No son números decorativos de una ficha. Cada una está cableada a la física del partido:
Eliges una cualidad, pagas las monedas y el entrenamiento echa a correr en tiempo real: termina tengas el juego abierto o no. Puedes tener hasta tres entrenamientos a la vez, y puedes acelerar uno si no quieres esperar. Cada cualidad tiene un tope que sube con el nivel de tu club, así que no hay atajo para tener un equipo al máximo el primer día: se construye a lo largo de semanas, poquito a poco.
Un apunte honesto: entrenar necesita conexión. Tu club vive en el servidor, que es justo el motivo por el que nadie puede tocarse los números en su ordenador y presentarse a la Copa con un equipo inventado.
Un equipo no son solo sus cinco números. Los partidos dejan cansancio, las victorias suben la moral y de vez en cuando alguien se lleva un golpe. El físico es lo que amortigua todo eso. Es la parte que hace que el equipo se sienta vivo y no una hoja de cálculo — y el motivo por el que una plantilla descansada puede ganar a otra mejor pero fundida.
Un club sin nada que disputar es un juguete. La Copa Semanal es *para lo que* entrenas: 32 plazas por semana, inscripción de lunes a miércoles y una eliminatoria al día de jueves a domingo hasta la final.
Cada eliminatoria se juega a ida y vuelta, y aquí está el diseño que lo hace funcionar: nunca hace falta que coincidáis conectados. Tú juegas tu partido contra *su equipo*, movido por la IA tal y como él lo entrenó; él juega el suyo contra el tuyo; se suman los goles. Los equipos se congelan al empezar la eliminatoria, así que lo que entrenes hoy cuenta para la ronda de mañana. Si el global acaba empatado, se decide a penaltis. Y si no juegas tu partido antes de que cierre el día, pierdes la eliminatoria.
Antes de jugar, la previa pone las cinco cualidades de los dos equipos una al lado de la otra.
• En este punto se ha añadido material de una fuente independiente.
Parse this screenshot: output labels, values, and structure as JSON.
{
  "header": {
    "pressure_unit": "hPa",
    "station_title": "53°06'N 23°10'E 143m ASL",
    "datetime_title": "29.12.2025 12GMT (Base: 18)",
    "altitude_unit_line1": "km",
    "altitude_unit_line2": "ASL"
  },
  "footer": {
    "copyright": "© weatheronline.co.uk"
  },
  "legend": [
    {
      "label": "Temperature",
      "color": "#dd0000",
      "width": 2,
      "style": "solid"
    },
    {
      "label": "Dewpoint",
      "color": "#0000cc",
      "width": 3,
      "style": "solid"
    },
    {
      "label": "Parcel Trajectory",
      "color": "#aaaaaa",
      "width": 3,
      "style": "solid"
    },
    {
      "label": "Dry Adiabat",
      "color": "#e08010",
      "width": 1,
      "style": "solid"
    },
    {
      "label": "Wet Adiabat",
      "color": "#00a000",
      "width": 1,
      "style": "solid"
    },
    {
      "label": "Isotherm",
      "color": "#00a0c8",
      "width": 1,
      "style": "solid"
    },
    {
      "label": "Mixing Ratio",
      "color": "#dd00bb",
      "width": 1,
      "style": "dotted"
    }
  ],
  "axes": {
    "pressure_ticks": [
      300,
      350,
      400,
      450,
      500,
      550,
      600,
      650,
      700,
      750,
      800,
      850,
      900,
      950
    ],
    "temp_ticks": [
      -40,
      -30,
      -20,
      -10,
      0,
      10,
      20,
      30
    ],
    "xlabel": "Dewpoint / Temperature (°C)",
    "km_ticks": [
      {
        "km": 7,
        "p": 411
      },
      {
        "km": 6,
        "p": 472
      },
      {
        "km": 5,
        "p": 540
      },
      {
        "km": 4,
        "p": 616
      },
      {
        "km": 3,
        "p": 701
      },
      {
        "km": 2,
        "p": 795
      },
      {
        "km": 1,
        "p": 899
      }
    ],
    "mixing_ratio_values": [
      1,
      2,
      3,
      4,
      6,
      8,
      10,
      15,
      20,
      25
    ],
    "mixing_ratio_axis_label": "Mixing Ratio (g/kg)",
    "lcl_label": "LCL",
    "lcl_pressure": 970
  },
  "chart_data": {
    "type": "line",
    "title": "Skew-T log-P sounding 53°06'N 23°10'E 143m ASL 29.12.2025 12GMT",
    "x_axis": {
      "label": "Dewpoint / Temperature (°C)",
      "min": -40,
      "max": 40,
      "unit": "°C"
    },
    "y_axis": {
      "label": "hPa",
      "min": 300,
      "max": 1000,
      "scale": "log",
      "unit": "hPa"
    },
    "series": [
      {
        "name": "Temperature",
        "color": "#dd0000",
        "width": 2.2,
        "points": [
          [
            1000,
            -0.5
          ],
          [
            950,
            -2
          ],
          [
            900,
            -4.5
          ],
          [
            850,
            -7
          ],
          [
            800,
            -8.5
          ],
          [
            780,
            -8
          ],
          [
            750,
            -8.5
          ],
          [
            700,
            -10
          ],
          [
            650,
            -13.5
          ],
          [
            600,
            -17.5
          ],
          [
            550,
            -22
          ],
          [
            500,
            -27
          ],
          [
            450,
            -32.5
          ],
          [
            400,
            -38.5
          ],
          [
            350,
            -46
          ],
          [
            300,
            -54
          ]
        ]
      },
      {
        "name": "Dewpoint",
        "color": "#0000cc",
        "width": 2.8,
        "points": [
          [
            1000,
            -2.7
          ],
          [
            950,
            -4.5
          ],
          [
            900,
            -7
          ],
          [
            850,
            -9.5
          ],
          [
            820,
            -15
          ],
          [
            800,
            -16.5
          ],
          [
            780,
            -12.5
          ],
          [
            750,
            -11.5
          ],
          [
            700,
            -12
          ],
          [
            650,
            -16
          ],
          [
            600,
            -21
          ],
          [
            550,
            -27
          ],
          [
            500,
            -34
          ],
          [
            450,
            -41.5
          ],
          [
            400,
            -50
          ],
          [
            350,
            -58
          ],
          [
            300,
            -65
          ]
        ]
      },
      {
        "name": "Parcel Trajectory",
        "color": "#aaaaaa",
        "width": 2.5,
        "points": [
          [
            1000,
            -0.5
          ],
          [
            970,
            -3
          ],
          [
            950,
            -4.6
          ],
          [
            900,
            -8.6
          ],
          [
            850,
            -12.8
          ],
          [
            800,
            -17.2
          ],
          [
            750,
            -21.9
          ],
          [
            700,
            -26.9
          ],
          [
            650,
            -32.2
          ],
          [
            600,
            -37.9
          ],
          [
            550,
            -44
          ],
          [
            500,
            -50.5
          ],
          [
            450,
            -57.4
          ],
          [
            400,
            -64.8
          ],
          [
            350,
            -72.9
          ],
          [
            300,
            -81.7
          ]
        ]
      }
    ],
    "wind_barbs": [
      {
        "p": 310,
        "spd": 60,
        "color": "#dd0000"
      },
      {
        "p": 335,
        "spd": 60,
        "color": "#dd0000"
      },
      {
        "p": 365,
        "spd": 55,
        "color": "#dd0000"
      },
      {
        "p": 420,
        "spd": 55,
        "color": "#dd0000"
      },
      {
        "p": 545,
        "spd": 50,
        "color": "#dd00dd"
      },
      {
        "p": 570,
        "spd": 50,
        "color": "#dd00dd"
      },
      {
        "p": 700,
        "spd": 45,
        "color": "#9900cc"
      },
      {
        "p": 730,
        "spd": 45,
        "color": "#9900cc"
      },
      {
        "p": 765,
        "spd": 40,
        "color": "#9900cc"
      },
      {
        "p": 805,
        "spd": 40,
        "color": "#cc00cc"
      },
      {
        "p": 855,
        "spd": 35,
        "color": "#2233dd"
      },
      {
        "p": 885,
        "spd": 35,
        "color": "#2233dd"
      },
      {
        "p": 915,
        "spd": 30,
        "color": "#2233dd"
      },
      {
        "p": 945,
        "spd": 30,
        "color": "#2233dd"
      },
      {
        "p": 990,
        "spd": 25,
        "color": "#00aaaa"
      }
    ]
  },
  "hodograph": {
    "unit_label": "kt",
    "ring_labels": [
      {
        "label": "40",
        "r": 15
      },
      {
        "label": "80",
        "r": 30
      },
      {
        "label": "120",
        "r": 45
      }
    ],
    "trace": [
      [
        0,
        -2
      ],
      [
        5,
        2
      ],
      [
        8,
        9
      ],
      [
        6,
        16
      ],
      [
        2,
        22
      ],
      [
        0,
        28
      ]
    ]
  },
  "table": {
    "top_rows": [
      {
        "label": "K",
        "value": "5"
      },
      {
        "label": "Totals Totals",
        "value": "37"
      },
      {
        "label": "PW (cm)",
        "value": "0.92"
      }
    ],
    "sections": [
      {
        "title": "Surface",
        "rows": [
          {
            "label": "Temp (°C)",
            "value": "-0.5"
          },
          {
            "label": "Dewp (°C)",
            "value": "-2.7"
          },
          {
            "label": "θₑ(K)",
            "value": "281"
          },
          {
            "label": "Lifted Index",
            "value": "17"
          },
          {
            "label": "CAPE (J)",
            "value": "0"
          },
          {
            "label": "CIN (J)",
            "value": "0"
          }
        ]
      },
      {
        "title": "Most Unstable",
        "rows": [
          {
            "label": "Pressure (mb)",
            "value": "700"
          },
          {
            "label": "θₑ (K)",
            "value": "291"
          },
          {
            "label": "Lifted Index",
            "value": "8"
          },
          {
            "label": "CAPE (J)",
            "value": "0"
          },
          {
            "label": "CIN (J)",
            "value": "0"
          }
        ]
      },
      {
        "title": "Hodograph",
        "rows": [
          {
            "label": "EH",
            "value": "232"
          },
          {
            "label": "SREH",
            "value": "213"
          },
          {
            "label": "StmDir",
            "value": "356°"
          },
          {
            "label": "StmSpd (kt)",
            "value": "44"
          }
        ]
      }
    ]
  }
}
Y eso importa: perder 0-2 tiene que leerse como la consecuencia de no haber entrenado, no como mala suerte.
Monedas por cada ronda que superas, el premio gordo por ganarla — y la chapa de esa semana: un cosmético que se acuña una sola vez, para esa edición, y no se reparte jamás otra vez. Todos los campeones quedan para siempre en el Salón de la Fama, semana a semana.
Esto merece decirse claro, porque la mayoría de los juegos lo esconderían: el club no es un peaje. Puedes no abrir esta pantalla en tu vida y seguir jugando las 57 ligas, la partida rápida, el 2 jugadores, los duelos online y el Reto Diario exactamente igual. No hay nada cerrado detrás de un equipo entrenado. El club está para quien quiera algo que cuidar entre partido y partido — y si ese no eres tú, el juego no te da la lata.
Los nombres de club y escudo pasan por un filtro infantil, no hay chat libre en ninguna parte del juego y no se comparte ningún dato personal. En la Copa te enfrentas a equipos, nunca a desconocidos en una conversación.